I need to question the _purpose_ of this rule of placing all four fingers on the board at once. Is it for speed? Is it for economy of movement? Is this for "training" the fingers? What is the _goal _that either choice would achieve? Is this related to "positions?" What key are you in? What note do you need? Is this goal more important than your comfort or preference? Is it a sensible goal?

Here is another link, which discusses positions.
http://en.wikipedia.org/wiki/Playing_the_violin


----------



## Hanspwnz

I guess it's for training? Idk. I just want to know what's the correct position, because I can't really hear a diff. in sound. But maybe I wasn't clear enough?


----------



## Novelette

If I understand your question correctly, you're talking about playing G natural and C natural.

The Minuet is in G Major which has only a single raised note, namely F is raised to F Sharp. In every piece that is in G Major, the second finger will be lowered on the A and E strings, unless there is an accidental before specific instances of C or G raising them to C# or G#. 

Playing with all of your fingers on the fingerboard is mainly about learning the correct positions on the fingerboard.
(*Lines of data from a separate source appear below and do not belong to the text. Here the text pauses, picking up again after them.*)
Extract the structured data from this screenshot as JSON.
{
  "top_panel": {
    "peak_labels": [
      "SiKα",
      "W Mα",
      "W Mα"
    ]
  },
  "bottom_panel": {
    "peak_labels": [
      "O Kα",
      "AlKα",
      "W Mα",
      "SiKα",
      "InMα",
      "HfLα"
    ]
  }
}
When you have mastered the exact placement on the string, then you will no longer need to have more fingers down than that for the note you are actually playing.

There really is no "natural" position in which it play because every key has its own arrangement of intervals, and therefore its own arrangement on the fingerboard.
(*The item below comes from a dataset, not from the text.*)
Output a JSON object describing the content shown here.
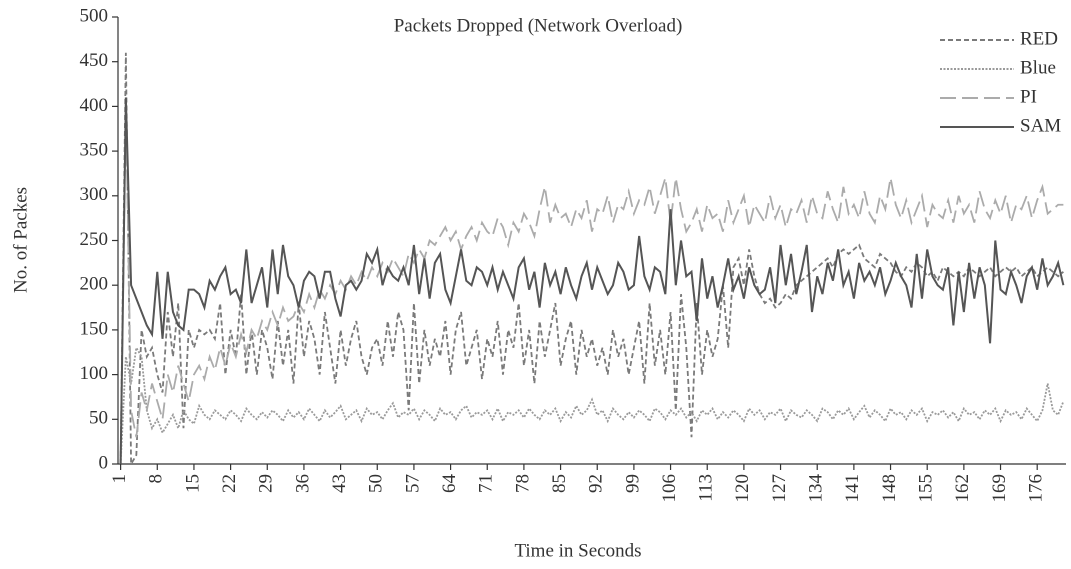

As a violinist, generally D Major and A Major are the easiest keys, in the beginning at least.

So to answer your question, in the key in which this minuet exists, the finger placement you described is correct: second finger lowered on both the A and E strings. You will quickly become accustomed to that arrangement, and it will no longer be difficult to play.

Remember that every key has a differently raised or lowered tone than the others. Such alterations necessarily mean that you will have to use a different finger arrangement when playing them. Don't be discouraged! We all had to start from those same beginnings.


----------



## Jaws

Hanspwnz said:


> Hi, I'm having some doubts here. I'm currently playing Bach's Minuet no. 1 from suzuki book 1. I'm supposed to use a low second finger on the A and E string. But do I ALWAYS have to use it then, even with 3 fingers on? Because I can't tell any difference in sound, and it's a lot harder that way. Currently, If I am to place 3 fingers on the A string (with low second finger) I position them in the normal way, then if I have to remove the third finger, I do that + switch to low second. I do this practically all the time, if you understand. Is this correct?
> 
> Thanks!!


I think you need to start thinking in terms of notes and not in terms of where you put your fingers, as this alters according to which position you are playing in.


----------



## GraemeG

I suspect this is something of a Suzuki affectation.
Sure, in a descending passage, it'd be nice if the second finger was already perfectly in position when the third finger is lifted from the string. The theory is fine. But practice is not often the same.
In slower passages it's probably a good thing to do (perhaps more valuable the high up the strings you go; 5th, 6th, 7th+ positions) because it might help intonation. But lower on the strings, at a moderato tempo, I don't see the benefit, once you've moved beyond the elementary stages of playing.
This is from the perspective of an amateur player of 35 years standing...
cheers,
GG


----------



## Ukko

I am relieved that the inquiry has generated serious and helpful responses. I hope the thread sinks into the database while I can still resist the urge to enter a flippant - and crude comment. Every time I read the thread title I get a distinct feeling that one or more admins are poised to attack.


----------



## Hanspwnz

Ty everyone!! I understand it now!  !


----------